My view of THREDDS DIC in general is that it allows a data provider to describe their collection of data sets at a level of utility not generally available. I understand there is a considerable effort to generate catalogs automatically for existing collections, and that is important, but I think one can provide information in the THREDDS format that cannot be simply expressed by, for example, a collection of typed files in a directory. So if providers have the detailed information about their datasets, it is probably a set of links on an HTML page (extended documentation in HTML or PDF files, perhaps links to metadata files, etc), along with documentation for the collection as a whole. Also, many providers only provide a few datasets. So the path of least resistance for many is to simply write the THREDDS file.
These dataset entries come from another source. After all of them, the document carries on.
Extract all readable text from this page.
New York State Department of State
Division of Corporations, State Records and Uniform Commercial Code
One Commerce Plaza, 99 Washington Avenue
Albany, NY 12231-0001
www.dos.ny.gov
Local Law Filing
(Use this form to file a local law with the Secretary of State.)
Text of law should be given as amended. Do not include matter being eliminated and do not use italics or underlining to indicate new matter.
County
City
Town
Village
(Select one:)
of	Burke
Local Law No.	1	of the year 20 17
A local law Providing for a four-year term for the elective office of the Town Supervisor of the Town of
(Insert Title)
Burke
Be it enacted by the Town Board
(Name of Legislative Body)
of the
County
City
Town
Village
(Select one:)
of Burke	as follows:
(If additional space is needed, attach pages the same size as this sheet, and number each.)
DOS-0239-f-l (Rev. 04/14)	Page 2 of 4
In light of this, I have been encouraging groups to write THREDDS xml files (version 0.6) to describe their collections. Not that I have had a tremendous amount of success so far, but given some more time, I am hopeful of more to show. For example, there is


http://www.ecco-group.org/thredds/sioeccoCatalog.xml

which is displayed in my (Ingrid) interface at

http://iridl.ldeo.columbia.edu/%28http://www.ecco-group.org/thredds/sioeccoCatalog.xml%29readthredds/

or

http://iridl.ldeo.columbia.edu/SOURCES/.SIO/.ECCO/


So given the THREDDS catalog generation options, they chose to write it by hand, and I taught them the nuances of the tags. Pretty reasonable given the small number of datasets and the additional documentation that we wanted to link in. I am a little embarassed that the next THREDDS version is so different from the first, though I guess that is my problem more that anyone elses.

So

1) What are the benefits of changing from DTD to XML Schema?
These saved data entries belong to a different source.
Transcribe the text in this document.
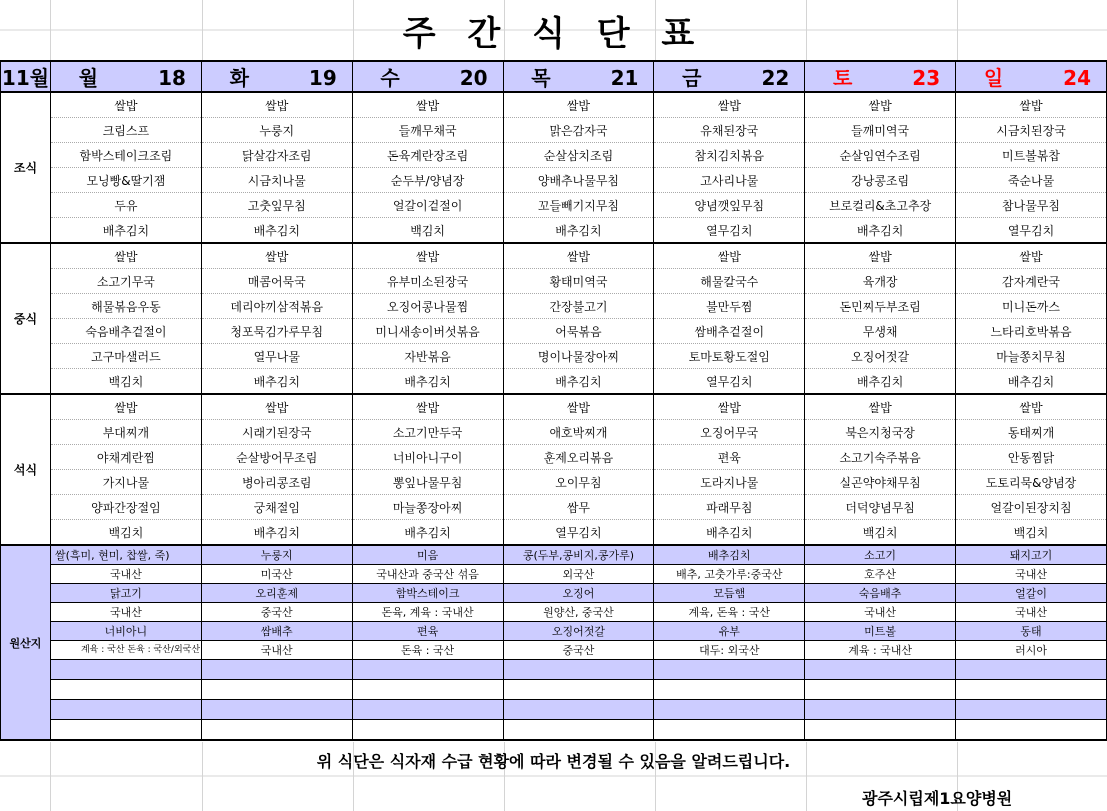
주 간 식 단 표
11월	월 18	화 19	수 20	목 21	금 22	토 23	일 24
조식	쌀밥	쌀밥	쌀밥	쌀밥	쌀밥	쌀밥	쌀밥
	크림스프	누룽지	들깨무채국	맑은감자국	유채된장국	들깨미역국	시금치된장국
	함박스테이크조림	닭살감자조림	돈육계란장조림	순살삼치조림	참치김치볶음	순살임연수조림	미트볼볶찹
	모닝빵&딸기잼	시금치나물	순두부/양념장	양배추나물무침	고사리나물	강낭콩조림	죽순나물
	두유	고춧잎무침	얼갈이겉절이	꼬들빼기지무침	양념깻잎무침	브로컬리&초고추장	참나물무침
	배추김치	배추김치	백김치	배추김치	열무김치	배추김치	열무김치
중식	쌀밥	쌀밥	쌀밥	쌀밥	쌀밥	쌀밥	쌀밥
	소고기무국	매콤어묵국	유부미소된장국	황태미역국	해물칼국수	육개장	감자계란국
	해물볶음우동	데리야끼삼적볶음	오징어콩나물찜	간장불고기	불만두찜	돈민찌두부조림	미니돈까스
	숙음배추겉절이	청포묵김가루무침	미니새송이버섯볶음	어묵볶음	쌈배추겉절이	무생채	느타리호박볶음
	고구마샐러드	열무나물	자반볶음	명이나물장아찌	토마토황도절임	오징어젓갈	마늘쫑치무침
	백김치	배추김치	배추김치	배추김치	열무김치	배추김치	배추김치
석식	쌀밥	쌀밥	쌀밥	쌀밥	쌀밥	쌀밥	쌀밥
	부대찌개	시래기된장국	소고기만두국	애호박찌개	오징어무국	북은지청국장	동태찌개
	야채계란찜	순살방어무조림	너비아니구이	훈제오리볶음	편육	소고기숙주볶음	안동찜닭
	가지나물	병아리콩조림	뽕잎나물무침	오이무침	도라지나물	실곤약야채무침	도토리묵&양념장
	양파간장절임	궁채절임	마늘쫑장아찌	쌈무	파래무침	더덕양념무침	얼갈이된장치침
	백김치	배추김치	배추김치	열무김치	배추김치	백김치	백김치
원산지	쌀(흑미, 현미, 찹쌀, 죽)	누룽지	미음	콩(두부,콩비지,콩가루)	배추김치	소고기	돼지고기
	국내산	미국산	국내산과 중국산 섞음	외국산	배추, 고춧가루:중국산	호주산	국내산
	닭고기	오리훈제	함박스테이크	오징어	모듬햄	숙음배추	얼갈이
	국내산	중국산	돈육, 계육 : 국내산	원양산, 중국산	계육, 돈육 : 국산	국내산	국내산
	너비아니	쌈배추	편육	오징어젓갈	유부	미트볼	동태
	계육 : 국산 돈육 : 국산/외국산	국내산	돈육 : 국산	중국산	대두: 외국산	계육 : 국내산	러시아

위 식단은 식자재 수급 현황에 따라 변경될 수 있음을 알려드립니다.
광주시립제1요양병원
Well, its not as great as some would claim, and schema validation is just now becoming stable. I cant say im crazy about it. OTOH, writers dont actually have to use it, and readers dont have to validate with it. Schema is certainly more expressive than DTDs.

The integrated namespace handling is one clear win, we are using it for both version control and "foreign" metadata parsing. I think in the long run Schema will be worthwhile, esp as we learn what subsets of it are best for what purposes.
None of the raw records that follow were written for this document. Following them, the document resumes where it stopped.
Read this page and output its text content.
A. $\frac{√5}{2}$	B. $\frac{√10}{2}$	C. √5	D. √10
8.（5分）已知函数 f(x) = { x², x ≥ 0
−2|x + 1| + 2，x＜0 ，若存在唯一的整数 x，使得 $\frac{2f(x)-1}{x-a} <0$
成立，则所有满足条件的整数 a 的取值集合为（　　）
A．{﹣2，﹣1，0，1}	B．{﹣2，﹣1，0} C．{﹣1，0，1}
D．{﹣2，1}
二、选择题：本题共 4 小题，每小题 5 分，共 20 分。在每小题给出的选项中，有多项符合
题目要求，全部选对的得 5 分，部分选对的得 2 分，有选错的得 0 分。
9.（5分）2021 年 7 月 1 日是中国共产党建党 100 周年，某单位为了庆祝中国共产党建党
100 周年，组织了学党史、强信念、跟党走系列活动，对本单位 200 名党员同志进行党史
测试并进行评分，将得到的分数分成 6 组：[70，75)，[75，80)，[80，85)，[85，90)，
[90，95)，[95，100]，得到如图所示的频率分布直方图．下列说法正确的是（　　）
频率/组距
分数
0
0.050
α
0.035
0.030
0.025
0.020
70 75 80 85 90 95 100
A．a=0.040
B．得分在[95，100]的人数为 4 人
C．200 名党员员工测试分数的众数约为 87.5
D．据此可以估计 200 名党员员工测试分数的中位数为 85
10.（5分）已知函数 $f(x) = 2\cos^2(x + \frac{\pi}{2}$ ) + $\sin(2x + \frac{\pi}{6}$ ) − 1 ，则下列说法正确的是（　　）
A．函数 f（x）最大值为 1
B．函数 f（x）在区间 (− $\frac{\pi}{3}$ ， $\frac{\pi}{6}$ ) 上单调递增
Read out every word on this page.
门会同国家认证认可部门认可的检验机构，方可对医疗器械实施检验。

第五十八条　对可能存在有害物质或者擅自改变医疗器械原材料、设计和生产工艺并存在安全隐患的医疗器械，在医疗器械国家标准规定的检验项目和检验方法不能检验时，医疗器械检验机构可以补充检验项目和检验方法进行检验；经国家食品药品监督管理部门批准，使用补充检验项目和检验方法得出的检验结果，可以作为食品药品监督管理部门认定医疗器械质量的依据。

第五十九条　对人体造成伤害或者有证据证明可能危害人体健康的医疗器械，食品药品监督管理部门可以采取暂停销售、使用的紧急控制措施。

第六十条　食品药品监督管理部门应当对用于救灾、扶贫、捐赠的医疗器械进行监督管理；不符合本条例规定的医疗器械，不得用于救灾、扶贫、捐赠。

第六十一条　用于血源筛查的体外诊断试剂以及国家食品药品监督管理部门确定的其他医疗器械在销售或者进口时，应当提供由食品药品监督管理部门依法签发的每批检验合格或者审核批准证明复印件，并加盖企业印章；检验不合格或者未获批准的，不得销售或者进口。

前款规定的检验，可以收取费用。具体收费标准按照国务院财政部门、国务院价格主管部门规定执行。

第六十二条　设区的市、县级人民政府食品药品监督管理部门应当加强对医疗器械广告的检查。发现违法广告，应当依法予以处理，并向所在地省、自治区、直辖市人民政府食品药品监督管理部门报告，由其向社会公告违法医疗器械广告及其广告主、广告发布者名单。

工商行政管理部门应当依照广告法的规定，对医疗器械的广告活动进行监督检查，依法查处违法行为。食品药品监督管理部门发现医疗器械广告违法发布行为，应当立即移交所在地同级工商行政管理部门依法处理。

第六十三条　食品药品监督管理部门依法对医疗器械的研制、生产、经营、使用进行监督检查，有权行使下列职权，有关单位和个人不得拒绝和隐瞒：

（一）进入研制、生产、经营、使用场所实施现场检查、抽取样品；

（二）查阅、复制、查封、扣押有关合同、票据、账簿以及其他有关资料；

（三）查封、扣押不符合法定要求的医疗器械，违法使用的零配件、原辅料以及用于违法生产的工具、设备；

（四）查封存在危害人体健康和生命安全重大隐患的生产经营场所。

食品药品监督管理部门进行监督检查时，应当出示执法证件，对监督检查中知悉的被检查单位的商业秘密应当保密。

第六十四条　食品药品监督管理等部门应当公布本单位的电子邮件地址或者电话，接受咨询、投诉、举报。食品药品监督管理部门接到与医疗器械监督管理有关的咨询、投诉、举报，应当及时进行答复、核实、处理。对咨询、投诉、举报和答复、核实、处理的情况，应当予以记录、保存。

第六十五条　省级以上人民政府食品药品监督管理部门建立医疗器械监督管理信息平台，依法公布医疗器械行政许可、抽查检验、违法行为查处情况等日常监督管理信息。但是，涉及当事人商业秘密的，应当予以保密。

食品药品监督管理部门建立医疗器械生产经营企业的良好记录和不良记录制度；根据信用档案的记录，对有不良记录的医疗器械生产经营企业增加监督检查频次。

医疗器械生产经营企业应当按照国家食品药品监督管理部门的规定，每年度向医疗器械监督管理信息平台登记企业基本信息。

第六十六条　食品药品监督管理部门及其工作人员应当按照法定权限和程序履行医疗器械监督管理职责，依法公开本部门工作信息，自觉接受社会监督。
There will be great benefits in switching to the 1.0 spec, as you note above, esp in connecting to Digital Libaries and providing the raw data for search services.

Does it include an automatic editing interface easily accessible to everyone?

yes, we are working on a editing interface to make this easy.


2) Can you provide a conversion utility on the web so that anyone that has written an old-format file can instantly get a new-format version?

yes. Ill try to get a prototype web service running soon so anyone can try it.



If the new format is much easy to edit than the old (because interfaces are readily available), I think the sell for switching can be made. Otherwise, users may be annoyed, i.e. slow to switch and/or adopt.

yup, good points. We have been aware of the backwards compatibility issues. The main problems are around inheritence, which is a big pain in general, but seems awfully useful from a writer's POV. Anyone have any thoughts about how useful inheritence is (eg, putting a dataType or serviceName in a parent dataset element and having it be inherited by its nested datasets) ?